If some “secular soul” were to shout at me: “But what happens to India’s secularism?!” my immediate impulse would be to shout back: “Secularism is not the only headache India has.”

At times one feels that some of these people deserve no better answer than this curt reply. Yet, despite the rhetorical satisfaction of such a reply to such people, I am not comfortable being dismissive of the value or importance of secularism.

Therefore, as I contemplate this apparent conflict between India’s political and civilizational character, I end up with a question that probably contains the answer I am looking for.

Marx had said, “Religion is the opium of the masses.” Borrowing his phraseology, I ask myself: is secularism the opium of the nations, in the sense that once they consume it, they necessarily forget everything else about themselves?

Clearly there are many in India who believed this to be the case.
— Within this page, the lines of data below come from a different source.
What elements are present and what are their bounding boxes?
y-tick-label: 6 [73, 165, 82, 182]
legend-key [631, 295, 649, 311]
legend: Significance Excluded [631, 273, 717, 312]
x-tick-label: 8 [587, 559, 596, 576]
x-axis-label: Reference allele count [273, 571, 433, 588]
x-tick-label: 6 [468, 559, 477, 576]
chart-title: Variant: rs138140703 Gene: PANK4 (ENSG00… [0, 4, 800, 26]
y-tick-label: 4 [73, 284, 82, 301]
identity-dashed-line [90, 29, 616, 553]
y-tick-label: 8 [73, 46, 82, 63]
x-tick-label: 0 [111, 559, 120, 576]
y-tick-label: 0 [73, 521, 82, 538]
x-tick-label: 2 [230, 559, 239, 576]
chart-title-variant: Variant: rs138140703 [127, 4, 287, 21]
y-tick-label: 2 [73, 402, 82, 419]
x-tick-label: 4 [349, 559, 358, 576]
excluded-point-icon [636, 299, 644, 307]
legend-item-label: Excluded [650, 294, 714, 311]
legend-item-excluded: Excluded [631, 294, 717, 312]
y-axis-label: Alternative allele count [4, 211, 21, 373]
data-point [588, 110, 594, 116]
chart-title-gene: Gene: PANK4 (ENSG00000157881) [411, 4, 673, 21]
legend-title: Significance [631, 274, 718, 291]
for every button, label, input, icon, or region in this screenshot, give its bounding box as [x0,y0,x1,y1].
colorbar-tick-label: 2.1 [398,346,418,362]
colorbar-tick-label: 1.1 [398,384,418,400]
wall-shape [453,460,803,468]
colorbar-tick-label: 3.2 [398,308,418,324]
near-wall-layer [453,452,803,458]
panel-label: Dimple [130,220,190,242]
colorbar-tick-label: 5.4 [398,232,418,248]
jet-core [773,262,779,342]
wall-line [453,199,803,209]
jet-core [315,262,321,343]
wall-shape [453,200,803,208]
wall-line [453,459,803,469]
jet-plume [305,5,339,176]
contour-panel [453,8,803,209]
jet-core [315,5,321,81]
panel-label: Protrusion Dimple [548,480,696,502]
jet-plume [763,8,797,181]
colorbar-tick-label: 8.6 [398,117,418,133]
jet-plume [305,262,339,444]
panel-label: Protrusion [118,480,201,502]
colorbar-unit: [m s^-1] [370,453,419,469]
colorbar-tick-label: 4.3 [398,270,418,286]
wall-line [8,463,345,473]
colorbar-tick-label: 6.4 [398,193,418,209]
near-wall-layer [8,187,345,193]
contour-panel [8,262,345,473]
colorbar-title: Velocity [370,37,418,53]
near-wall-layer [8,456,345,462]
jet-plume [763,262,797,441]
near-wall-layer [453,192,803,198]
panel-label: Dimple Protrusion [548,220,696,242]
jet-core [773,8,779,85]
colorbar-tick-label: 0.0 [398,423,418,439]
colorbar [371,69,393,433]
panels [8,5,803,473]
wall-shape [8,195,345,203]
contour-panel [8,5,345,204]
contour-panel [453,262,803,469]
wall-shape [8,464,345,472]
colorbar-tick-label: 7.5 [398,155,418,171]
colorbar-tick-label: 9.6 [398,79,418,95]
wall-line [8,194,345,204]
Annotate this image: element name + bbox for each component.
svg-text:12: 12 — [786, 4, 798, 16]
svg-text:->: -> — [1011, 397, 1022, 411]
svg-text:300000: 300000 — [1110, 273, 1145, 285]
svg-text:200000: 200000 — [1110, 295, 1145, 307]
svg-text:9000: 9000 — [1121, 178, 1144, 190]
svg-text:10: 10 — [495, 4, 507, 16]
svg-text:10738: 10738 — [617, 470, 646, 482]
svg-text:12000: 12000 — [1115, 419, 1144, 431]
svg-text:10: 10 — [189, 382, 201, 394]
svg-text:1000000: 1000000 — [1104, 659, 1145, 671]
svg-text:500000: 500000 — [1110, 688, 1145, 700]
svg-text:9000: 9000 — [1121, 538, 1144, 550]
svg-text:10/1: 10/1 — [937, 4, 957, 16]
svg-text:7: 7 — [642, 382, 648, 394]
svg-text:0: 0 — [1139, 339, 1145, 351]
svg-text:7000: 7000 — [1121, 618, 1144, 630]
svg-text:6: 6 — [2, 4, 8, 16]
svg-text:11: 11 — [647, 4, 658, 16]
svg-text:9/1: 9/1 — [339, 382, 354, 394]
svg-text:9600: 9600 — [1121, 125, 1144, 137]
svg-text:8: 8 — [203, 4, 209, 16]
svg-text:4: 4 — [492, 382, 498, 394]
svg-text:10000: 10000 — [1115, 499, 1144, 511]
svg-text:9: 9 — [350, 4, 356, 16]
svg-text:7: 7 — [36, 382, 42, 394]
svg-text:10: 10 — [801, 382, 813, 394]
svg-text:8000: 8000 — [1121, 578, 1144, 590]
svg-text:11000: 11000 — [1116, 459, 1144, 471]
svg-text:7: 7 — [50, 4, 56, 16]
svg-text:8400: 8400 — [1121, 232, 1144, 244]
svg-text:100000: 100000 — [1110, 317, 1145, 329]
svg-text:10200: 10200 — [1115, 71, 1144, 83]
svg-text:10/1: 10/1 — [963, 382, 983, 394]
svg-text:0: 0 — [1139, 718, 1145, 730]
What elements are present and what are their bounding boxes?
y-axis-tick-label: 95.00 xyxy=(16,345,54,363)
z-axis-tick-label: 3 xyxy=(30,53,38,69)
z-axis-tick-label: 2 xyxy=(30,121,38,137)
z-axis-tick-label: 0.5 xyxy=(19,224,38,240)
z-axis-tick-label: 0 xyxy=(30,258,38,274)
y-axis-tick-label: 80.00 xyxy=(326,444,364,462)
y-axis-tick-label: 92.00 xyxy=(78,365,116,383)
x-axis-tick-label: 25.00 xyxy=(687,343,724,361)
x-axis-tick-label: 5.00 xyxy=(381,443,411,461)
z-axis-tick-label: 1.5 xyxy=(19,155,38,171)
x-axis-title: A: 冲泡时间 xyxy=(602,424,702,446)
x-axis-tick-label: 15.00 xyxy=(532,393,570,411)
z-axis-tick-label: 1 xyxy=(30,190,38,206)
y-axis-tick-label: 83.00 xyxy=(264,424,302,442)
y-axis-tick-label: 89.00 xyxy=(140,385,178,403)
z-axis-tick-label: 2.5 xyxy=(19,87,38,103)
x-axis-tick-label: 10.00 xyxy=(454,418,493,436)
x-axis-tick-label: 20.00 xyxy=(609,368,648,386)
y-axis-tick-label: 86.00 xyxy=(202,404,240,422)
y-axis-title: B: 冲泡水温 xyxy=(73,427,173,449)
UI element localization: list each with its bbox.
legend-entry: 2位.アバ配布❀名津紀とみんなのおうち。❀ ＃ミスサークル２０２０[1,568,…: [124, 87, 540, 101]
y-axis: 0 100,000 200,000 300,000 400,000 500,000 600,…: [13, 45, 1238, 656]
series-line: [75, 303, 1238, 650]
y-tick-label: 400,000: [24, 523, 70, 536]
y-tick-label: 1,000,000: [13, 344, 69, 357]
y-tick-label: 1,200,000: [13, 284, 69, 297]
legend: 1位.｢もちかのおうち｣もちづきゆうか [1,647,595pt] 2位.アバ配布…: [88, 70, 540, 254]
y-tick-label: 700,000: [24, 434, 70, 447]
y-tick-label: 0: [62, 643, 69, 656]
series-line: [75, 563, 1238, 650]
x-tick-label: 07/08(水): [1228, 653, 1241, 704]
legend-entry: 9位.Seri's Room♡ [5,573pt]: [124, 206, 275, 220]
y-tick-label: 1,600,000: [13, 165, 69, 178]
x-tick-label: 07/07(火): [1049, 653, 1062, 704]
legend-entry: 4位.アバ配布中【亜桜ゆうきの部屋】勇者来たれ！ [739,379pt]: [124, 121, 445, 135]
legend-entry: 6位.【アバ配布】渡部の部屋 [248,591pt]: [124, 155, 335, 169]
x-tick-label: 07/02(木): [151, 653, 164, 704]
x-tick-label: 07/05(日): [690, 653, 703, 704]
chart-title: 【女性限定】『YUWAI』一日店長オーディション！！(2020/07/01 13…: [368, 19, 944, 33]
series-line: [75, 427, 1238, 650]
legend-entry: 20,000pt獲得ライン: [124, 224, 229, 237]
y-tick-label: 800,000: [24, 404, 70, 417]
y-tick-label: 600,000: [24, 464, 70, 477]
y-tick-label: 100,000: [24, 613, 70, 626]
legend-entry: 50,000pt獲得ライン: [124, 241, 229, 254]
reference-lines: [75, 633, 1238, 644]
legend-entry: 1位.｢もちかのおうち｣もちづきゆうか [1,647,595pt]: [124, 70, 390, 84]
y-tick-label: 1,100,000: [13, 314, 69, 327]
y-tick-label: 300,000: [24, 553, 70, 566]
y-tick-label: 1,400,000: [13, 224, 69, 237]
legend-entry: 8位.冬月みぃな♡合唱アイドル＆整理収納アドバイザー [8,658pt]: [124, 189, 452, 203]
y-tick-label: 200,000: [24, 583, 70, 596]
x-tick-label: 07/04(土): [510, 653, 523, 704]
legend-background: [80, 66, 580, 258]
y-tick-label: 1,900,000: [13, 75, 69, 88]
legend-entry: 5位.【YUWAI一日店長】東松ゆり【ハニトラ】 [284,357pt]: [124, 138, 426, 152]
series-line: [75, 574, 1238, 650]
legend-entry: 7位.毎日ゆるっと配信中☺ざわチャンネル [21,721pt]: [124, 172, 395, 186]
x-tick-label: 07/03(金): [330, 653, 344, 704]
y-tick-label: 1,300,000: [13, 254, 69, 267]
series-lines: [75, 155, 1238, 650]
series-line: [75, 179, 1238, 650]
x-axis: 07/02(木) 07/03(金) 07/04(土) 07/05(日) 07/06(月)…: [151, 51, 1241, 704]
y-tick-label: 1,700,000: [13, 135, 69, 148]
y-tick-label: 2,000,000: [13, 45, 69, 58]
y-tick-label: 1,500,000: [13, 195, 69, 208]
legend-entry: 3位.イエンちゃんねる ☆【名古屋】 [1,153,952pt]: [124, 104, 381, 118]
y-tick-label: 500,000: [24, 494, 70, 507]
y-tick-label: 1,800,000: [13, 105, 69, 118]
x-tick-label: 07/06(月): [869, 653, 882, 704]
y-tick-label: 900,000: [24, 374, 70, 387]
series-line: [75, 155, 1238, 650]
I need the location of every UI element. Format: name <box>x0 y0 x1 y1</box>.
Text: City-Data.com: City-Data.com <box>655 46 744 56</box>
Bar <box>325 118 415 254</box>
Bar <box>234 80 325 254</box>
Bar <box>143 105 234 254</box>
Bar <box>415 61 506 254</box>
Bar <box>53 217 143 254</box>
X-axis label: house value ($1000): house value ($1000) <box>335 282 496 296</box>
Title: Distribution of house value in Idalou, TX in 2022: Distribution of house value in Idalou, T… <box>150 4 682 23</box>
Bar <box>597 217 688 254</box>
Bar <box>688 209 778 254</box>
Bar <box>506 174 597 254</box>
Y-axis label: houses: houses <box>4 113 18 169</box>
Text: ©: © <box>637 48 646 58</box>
I immediately think of Pandit Nehru’s well-known disapproval of and resistance to India’s civilizational project of reconstructing the Somnath Temple.

Nehru probably expected secularism to act like opium to get Indians delusional so that they abandon any expectation of looking towards their own state for their civilizational rejuvenation.

This Nehruvian expectation was symptomatic of the malaise that eventually came to grip the psyche of the established or aspiring secularists in India.

I am tempted to mention a personal recollection of a college junior in Delhi University, an aspiring ‘secularist’, whispering into my ears his discomfort with the act of lighting a ‘non-secular’ diya (oil lamp) to inaugurate an official function in a ‘secular’ space like a public university in India.

My case is that if secularism is reduced to an agent that de-roots people from their culture, history and from their past and from things people believe define them, practicing secularism would become an unsustainable endeavor (not only in India but the world over).

Secularism, as a value, has to live with other values cherished by people constituting themselves as a nation.

In the more immediate context of the debate generated by the amendments to the Citizenship Act passed by the Parliament, I would say the following.

In order to contribute to saving secularism from becoming a self-defeating phenomenon in Dharmic Secular India, it is imperative that we see Indian secularism as accommodative of India’s obligation to remain vigilant and responsive to the concerns of the people of Dharmic backgrounds living in hostile political or social environments.

This responsibility becomes even more particular and acute when we speak about accommodating the persecuted minorities of Indian Dharmic background living in Pakistan and Bangladesh who, but for their circumstantial compulsions in 1947, should have been in India as part of the partition arrangement.

Therefore, principally I support amending the Indian Citizenship Law in a manner that attempts to move towards an explicit acknowledgment of India’s responsibility in this regard.

Finally, before I close, let me also briefly state my position on whether the inclusion of Christians and Parsis in the recent amendments impacts the compatibility of the action with the principle of secularism.

I believe India’s secular credentials do not get compromised because it cares for those non-Muslim communities whose existence remains in continuous jeopardy as a consequence of the communal partition of India.